2.    Ce que me demande mon enfant, il en a besoin ? Question épineuse, parce qu'elle nous met face à l'étroite ligne qu'il y a entre guider nos enfants et imposer nos décisions ; mettre des limites saines versus violenter la particularité de chaque enfant ; stimuler des habitudes nouvelles versus accepter passivement les inclinaisons naturelles.

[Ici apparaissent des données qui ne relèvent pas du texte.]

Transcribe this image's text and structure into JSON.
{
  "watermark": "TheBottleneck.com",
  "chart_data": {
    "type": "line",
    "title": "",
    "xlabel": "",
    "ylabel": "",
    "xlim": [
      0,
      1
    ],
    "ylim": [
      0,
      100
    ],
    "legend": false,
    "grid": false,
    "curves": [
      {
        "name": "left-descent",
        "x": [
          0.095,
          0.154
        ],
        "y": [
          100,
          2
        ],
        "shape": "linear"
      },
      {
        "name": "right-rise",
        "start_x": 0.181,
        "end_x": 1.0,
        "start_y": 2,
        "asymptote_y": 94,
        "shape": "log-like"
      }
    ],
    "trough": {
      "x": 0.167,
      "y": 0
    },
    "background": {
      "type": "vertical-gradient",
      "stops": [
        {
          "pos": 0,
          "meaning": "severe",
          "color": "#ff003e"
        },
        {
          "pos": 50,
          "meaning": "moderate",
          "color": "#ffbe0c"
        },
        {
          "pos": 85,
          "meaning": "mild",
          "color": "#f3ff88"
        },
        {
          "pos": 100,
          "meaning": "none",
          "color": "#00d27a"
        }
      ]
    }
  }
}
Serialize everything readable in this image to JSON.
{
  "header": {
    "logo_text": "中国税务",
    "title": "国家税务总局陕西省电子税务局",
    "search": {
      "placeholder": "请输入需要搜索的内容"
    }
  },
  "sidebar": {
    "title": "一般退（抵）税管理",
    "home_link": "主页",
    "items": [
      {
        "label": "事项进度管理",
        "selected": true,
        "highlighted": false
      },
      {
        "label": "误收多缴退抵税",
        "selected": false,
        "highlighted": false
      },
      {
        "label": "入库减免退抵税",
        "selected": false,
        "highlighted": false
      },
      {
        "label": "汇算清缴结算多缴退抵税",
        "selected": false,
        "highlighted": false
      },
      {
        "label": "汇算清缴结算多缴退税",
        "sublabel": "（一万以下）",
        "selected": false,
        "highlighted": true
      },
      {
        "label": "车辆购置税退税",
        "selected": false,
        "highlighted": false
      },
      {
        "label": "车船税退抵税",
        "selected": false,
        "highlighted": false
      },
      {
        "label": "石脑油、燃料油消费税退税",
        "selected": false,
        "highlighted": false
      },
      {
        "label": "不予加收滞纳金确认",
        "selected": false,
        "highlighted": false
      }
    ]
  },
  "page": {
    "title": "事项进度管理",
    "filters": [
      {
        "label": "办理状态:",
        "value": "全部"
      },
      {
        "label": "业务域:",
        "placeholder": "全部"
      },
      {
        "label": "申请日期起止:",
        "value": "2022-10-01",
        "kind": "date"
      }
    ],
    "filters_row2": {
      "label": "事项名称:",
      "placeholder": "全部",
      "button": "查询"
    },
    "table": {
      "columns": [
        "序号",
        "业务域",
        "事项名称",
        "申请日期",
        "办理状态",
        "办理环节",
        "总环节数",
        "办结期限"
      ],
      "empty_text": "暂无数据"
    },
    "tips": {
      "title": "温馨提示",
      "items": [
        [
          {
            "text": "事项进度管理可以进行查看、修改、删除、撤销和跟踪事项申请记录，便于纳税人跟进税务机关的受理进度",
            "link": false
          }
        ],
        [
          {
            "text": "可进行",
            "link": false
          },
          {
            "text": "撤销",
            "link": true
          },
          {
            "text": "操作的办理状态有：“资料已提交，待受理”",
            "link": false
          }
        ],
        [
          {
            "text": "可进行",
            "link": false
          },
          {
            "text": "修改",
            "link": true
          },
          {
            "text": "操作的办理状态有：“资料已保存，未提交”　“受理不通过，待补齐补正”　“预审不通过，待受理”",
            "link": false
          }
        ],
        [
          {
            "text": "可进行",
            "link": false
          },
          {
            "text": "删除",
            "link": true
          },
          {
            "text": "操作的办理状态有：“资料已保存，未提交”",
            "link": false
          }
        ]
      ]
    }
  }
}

Réussir à joindre les deux questions me procure satisfaction et tranquillité  (quelque chose comme faire une pierre deux coups). Je vous explique avec un exemple. Une amie à moi a un petit très introverti et timide qui lui a demandé un jeu électronique : une sorte de petite boîte un peu plus grande qu'une calculatrice qui vient avec des milliers de jeux. Un cousin l'avait et cela avait été la "solution" aux longs voyages en voiture parce que quand l'enfant s'y mettait on ne l'entendait plus pendant des heures. Offrir cela à son fils l'inquiétait car elle craignait qu'il s'isole davantage. Puis elle trouva la solution : elle lui offrit une console qui permet de jouer à plusieurs simultanément. Comme dans le quartier c'était le seul à l'avoir, au bout d'une semaine il s'était fait  trois nouveaux copains avec lesquels il partageait son jeu électronique.

Nous verrons bien comment se présentera ce Noël . Je demande seulement au Père Noël qu'il m'offre l'illumination de mon amie pour réussir la quadrature du cercle.

sábado, 1 de diciembre de 2012

Sais-tu ou te remplis-tu de connaissances ?


Je vois beaucoup de mères bien informées, mais qui savent peu: des mères qui se remplissent de connaissances comme on remplirait un porte-feuille. Et qui, comme ces derniers, les changent en fonction de la mode. Dès lors,ce n'est pas étonnant qu'elles vivent dans l'angoisse d'être à jour et qu'elles deviennent maladroites à l'heure de regarder leurs enfants.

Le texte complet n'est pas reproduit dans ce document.